The High Administrative Court in Greater Taichung yesterday rejected a request by four house owners in Dapu (大埔) in Miaoli County’s Jhunan Township (竹南) to halt the pending demolition of their homes by the county government. The court ruled that the demolition would not constitute “irreparable damage” as the residents claimed.
The four families said their forced relocation would not only infringe on their rights of property and residence, but also degrade their dignity as well as infringe on their rights of family, privacy and living.
However, the court said that if the families were forcibly removed and relocated, only the houses and other material things would be damaged.
The families could be compensated financially for this damage, the court said, adding that the families’ views, attachment and sentiments regarding the houses and land did not comply with the legal definition of “irreparable damage.”
In accordance with the Administrative Appeals Act (行政訴訟法), reasons for appeals to stop forcible relocation and demolition must meet the definitions of “irreparable damage” or “matters of emergency,” it said.
In response to the court ruling, Thomas Chan (詹順貴), a Taiwan Rural Front member and an attorney who represents the four families, said that although the ruling did not surprise him, he was surprised that it seemed to be based on the belief that “money is everything.”
“The court ruling is telling people that human rights have a monetary value and taxpayers’ money can make up for government mistakes,” Chan said. “I wonder if the judges would rule the same way if it were their own houses that were to be demolished.”
Separately yesterday, Democratic Progressive Party (DPP) lawmakers said the central government should not evade its legal responsibility for the controversial demolition plans by delegating the decision to a local government.

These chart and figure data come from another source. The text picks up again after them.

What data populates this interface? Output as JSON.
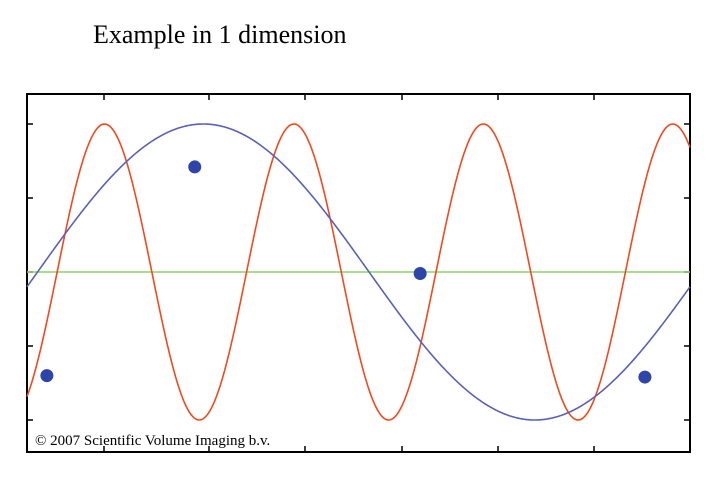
{
  "title": "Example in 1 dimension",
  "copyright": "© 2007 Scientific Volume Imaging b.v.",
  "colors": {
    "signal": "#f04a1e",
    "sample_fit": "#5a60b8",
    "baseline": "#8ed36a",
    "samples": "#2d45a8",
    "frame": "#000000"
  },
  "chart_data": {
    "type": "line",
    "title": "Example in 1 dimension",
    "xlabel": "",
    "ylabel": "",
    "xlim": [
      0,
      1
    ],
    "ylim": [
      -1,
      1
    ],
    "grid": false,
    "series": [
      {
        "style": "red-line",
        "function": "sin",
        "cycles": 3.5,
        "phase": -1.0
      },
      {
        "style": "blue-line",
        "function": "sin",
        "cycles": 1.0,
        "phase": -0.1
      },
      {
        "style": "green-line",
        "function": "constant",
        "value": 0
      }
    ],
    "samples": [
      {
        "x": 0.03,
        "y": -0.7
      },
      {
        "x": 0.253,
        "y": 0.71
      },
      {
        "x": 0.593,
        "y": -0.01
      },
      {
        "x": 0.932,
        "y": -0.71
      }
    ]
  }
}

The Ministry of the Interior is the responsible agency for state-authorized land expropriation, and the Land Expropriation Act (土地徵收條例) and the Urban Planning Act (都市計畫法) stipulate that all urban planning plans require approval from the Executive Yuan, DPP Legislator Yu Mei-nu (尤美女) told a press conference in support of the four Dapu families’ rights to keep their houses.
“That was why the central government, including officials such as President Ma Ying-jeou (馬英九), Vice President Wu Den-yih (吳敦義) and Premier Jiang Yi-huah (江宜樺), should shoulder the responsibility for this controversial case,” she said.
The demolition order for July 5, issued by the Miaoli County Government, was briefly suspended three years ago by Wu, who, as premier at the time, pledged to keep the houses intact. However, the central government still left the decision to the county government after a meeting convened by Wu last week.
Miaoli County Commissioner Liu Cheng-hung (劉政鴻) insisted the houses would be demolished to make way for a science park.
“To some extent, the central government’s indifference has encouraged Liu’s act of inciting division between residents of the village as well as the Miaoli County Council’s plan to mobilize those residents in favor of the demolition to protest in Taipei,” Dapu Farmers’ Self-Help Association spokeswoman Yeh Hsiu-tao (葉秀桃) said.
DPP Legislator Lin Shu-fen (林淑芬) said Liu asked the farmers to “cooperate” with the county government because it has been under tremendous financial pressure over a NT$4.5 billion (US$151 million) loan from the central government.
“The county government is trying to legitimize its real-estate speculation by demolishing people’s houses for government gains,” she said.